The councilman’s question was directed at administrator Bob McLaurin regarding Budge landslide mitigation that appears to have stagnated for the past two years at “police taping” the affected area until tax revenues come to the rescue.
While waiting on Walgreens executives to offer their solutions (and, more importantly, their financial contribution) town authorities have begun to rebrand the event in the attempt to sway public sentiment headed into this year’s election cycle. One way or another, voters will be asked to pay for a fix on Budge, whether it’s called the West Broadway Landslide or the “Walgreens Waterloo.”
The council was tasked at last Monday’s regular meeting to amend contracts with Nelson Engineering and Landslide Technology that would allow both construction companies to begin Phase II final design work on the west portion of the slide while Walgreens reps decide whether or not they want to fix their half. The price tag comes to $354,351 ($205,307 to Nelson Engineering; $149,044 to Landslide Technology).
“We’ve been waiting on acquisition of dirt,” McLaurin responded to Lenz’s question. He went on to explain sheer keys and buttresses and a conceptual design that would hopefully “shake hands” with what Walgreens is thinking they will do with their east section.
When asked by civic leaders whether anything they approved now is contingent on money coming in via a special tax, McLaurin emphasized again this was work that must be done sooner or later. Preferably sooner.
“The work has to be done,” McLaurin said. “SPET is not about: ‘Are we going to do this?’ Not doing it is not an option. We cannot risk a catastrophic failure of the hillside. It’s about, ‘How are we going to pay for it?’”
Councilman Jim Stanford railed against miscommunication circulating in the community that has painted the oozing calamity as “Walgreens’ fault” or “the town’s problem.”
“This whole community conversation has been about assigning blame,” Stanford complained. “We’ve moved past the blame game. This is too complex and partly the reason why we came to a settlement. There may be litigation between other parties still to come but we need to step away and move toward stabilizing a problem that threatens public infrastructure on Budge. And we are not bailing out any private entity.”
Public Works director Larry Pardee promised any public money raised would be spent on water and sewer remediation, not on shoring up Walgreens’ parking lot. “Even if Walgreens wasn’t there we would be doing the exact same thing,” he said.
With Lenz still advising the town wait on more feedback from engineers, Don Frank was once again “full steam ahead” on “wrestling to the ground” a potential solution for the slide.“I respectfully encourage the council to approve the immediate approval of this.
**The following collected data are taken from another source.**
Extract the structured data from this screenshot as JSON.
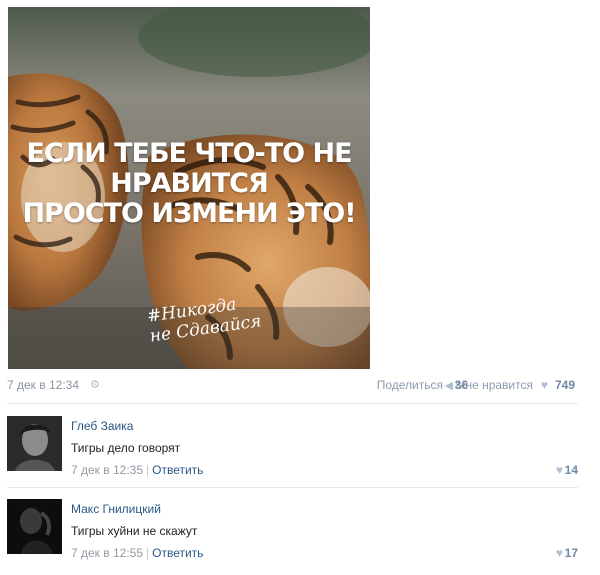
{
  "post": {
    "image_text_lines": [
      "ЕСЛИ ТЕБЕ ЧТО-ТО НЕ",
      "НРАВИТСЯ",
      "ПРОСТО ИЗМЕНИ ЭТО!"
    ],
    "image_signature_lines": [
      "#Никогда",
      "не Сдавайся"
    ],
    "date": "7 дек в 12:34",
    "share_label": "Поделиться",
    "share_count": "36",
    "like_label": "Мне нравится",
    "like_count": "749"
  },
  "comments": [
    {
      "author": "Глеб Заика",
      "text": "Тигры дело говорят",
      "date": "7 дек в 12:35",
      "reply_label": "Ответить",
      "likes": "14"
    },
    {
      "author": "Макс Гнилицкий",
      "text": "Тигры хуйни не скажут",
      "date": "7 дек в 12:55",
      "reply_label": "Ответить",
      "likes": "17"
    }
  ],
  "icons": {
    "gear": "gear-icon",
    "share": "megaphone-icon",
    "like": "heart-icon"
  },
  "colors": {
    "link": "#2a5885",
    "meta": "#939aa3",
    "count": "#6f87a6"
  }
}
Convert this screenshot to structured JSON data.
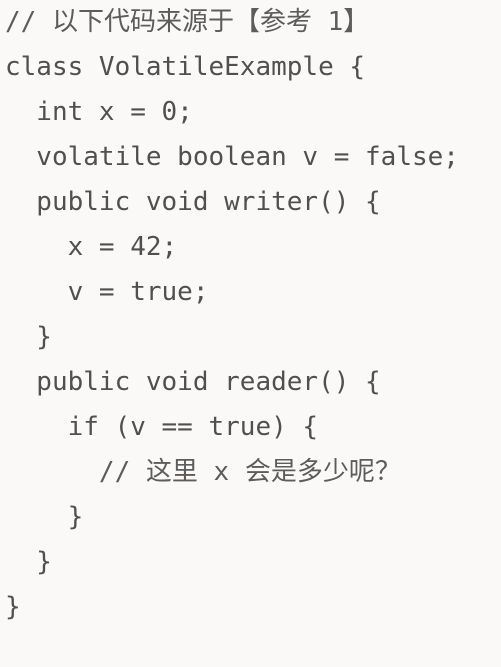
{
  "code": {
    "lines": [
      "// 以下代码来源于【参考 1】",
      "class VolatileExample {",
      "  int x = 0;",
      "  volatile boolean v = false;",
      "  public void writer() {",
      "    x = 42;",
      "    v = true;",
      "  }",
      "  public void reader() {",
      "    if (v == true) {",
      "      // 这里 x 会是多少呢？",
      "    }",
      "  }",
      "}"
    ]
  }
}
We are fooling ourselves if we think this is a slow emergency,” he said.
Frank suggested town leaders perhaps seek out a firm with more experience in dealing with landslides as the town considered an RFQ (request for qualifications) for a construction manager at risk (CMAR).
Frank said, “I don’t know a firm in western Wyoming that has actually mitigated a landslide. We should find a firm that specializes in landslides. This is not an operation suitable for someone to cut their teeth on.”
Pardee assured Frank they had received interest from a “very large” firm that has worked on Togwotee Pass, for instance.
As an aside, Pardee also stated that neither the current freeze-thaw cycle nor recent earthquake activity had not made any impact on the slide, according to four data points they had studied so far.
The town council voted 3-1 to move ahead with the RFQ process for a CMAR, as well as bid awards to Nelson Engineering and Landslide Technology with Lenz in opposition. Lenz said he was willing to “play the game” but wanted to see all the cards on the table first.